Ils partent ! Ils quittent une Union Européenne dont ils n’avaient jamais voulu partager toutes les règles. Cette maison commune, qui n’était pas construite à leur convenance, leur devenait de plus en plus insupportable. Par calcul politicien, il y a quelques mois, le Premier ministre britannique David Cameron leur avait donné la clé de la porte de sortie. Ils en ont finalement profité.
Ils sont aujourd’hui montrés du doigt mais les Anglais sont comme tous les autres peuples de l’Europe, ils ne veulent plus d’une Union Européenne technocratique et bureaucratique qui négocie en secret avec les lobbies et les transnationales les conditions de leur asservissement et qui échappe à tout contrôle citoyen. L’UE est aujourd’hui un instrument entre les mains de libéraux dogmatiques et extrémistes. Nous autres Français, nous en avons pris pleinement conscience en 2005 quand le vote Non au référendum sur le projet de constitution européenne fut bafoué et finalement détourné par le traité de Lisbonne. Les Grecs en souffrent dans leur chair tous les jours et ont pu, l’été dernier, à l’occasion du vote sur le plan d’austérité de la troïka, prendre toute la mesure du fameux slogan de Margareth Thatcher « There is no alternative ».
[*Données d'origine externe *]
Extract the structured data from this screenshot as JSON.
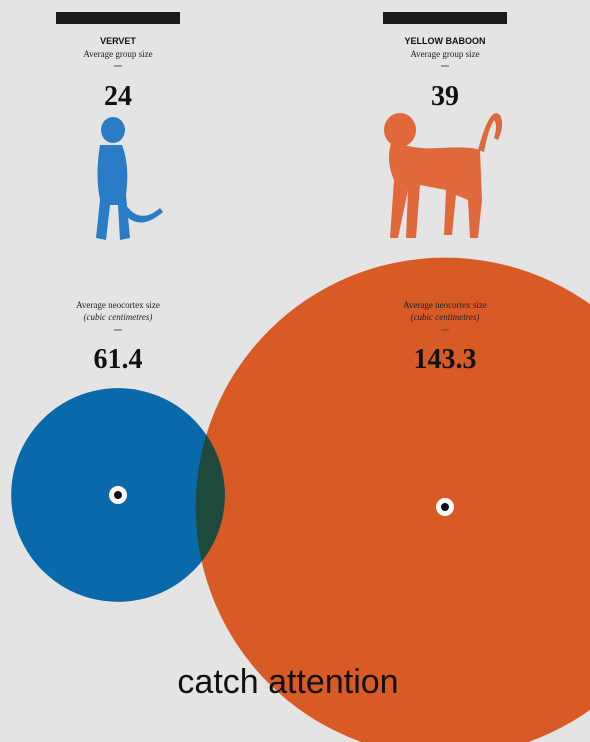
{
  "columns": [
    {
      "name": "VERVET",
      "group_size_label": "Average group size",
      "group_size": 24,
      "neocortex_label": "Average neocortex size",
      "neocortex_unit": "(cubic centimetres)",
      "neocortex": 61.4,
      "color": "#0a69ab",
      "figure_color": "#2a7cc6"
    },
    {
      "name": "YELLOW BABOON",
      "group_size_label": "Average group size",
      "group_size": 39,
      "neocortex_label": "Average neocortex size",
      "neocortex_unit": "(cubic centimetres)",
      "neocortex": 143.3,
      "color": "#d85a25",
      "figure_color": "#e0683a"
    }
  ],
  "caption": "catch attention"
}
L’Europe est monstrueuse mais c’est aussi un bouc-émissaire idéal pour les populations qui souffrent quotidiennement du Pacte de stabilité et des excès du néolibéralisme : les électeurs ne se rendent pas toujours compte qu’ils sont avant tout les victimes de leur classe politique dirigeante : du volontarisme dérégulateur de certains et de la lâcheté de quelques autres ; L’UE est devenue depuis l’acte Unique et Maastricht un paravent , un alibi commode pour les dirigeants politiques nationaux qui y trouvent là matière à justifier des politiques destructrices des services publics et aux conséquences désastreuses pour une «working class» qui se sent de plus en plus délaissée, abandonnée.
Le vote britannique donne à nouveau aux classes populaires une consistance, une réalité. Les peuples d’Europe ressurgissent sur la scène politique - et dans le vocabulaire des politiciens - alors qu’ils avaient disparu, évincés par des ratios d’endettement, des seuils de déficit, et autres indicateurs de performance économique et budgétaire. Soudainement, les responsables de cette situation, François Hollande en tête, aspirent à offrir une « perspective aux peuples » après s’être engagés depuis des années à « réorienter l’Europe ».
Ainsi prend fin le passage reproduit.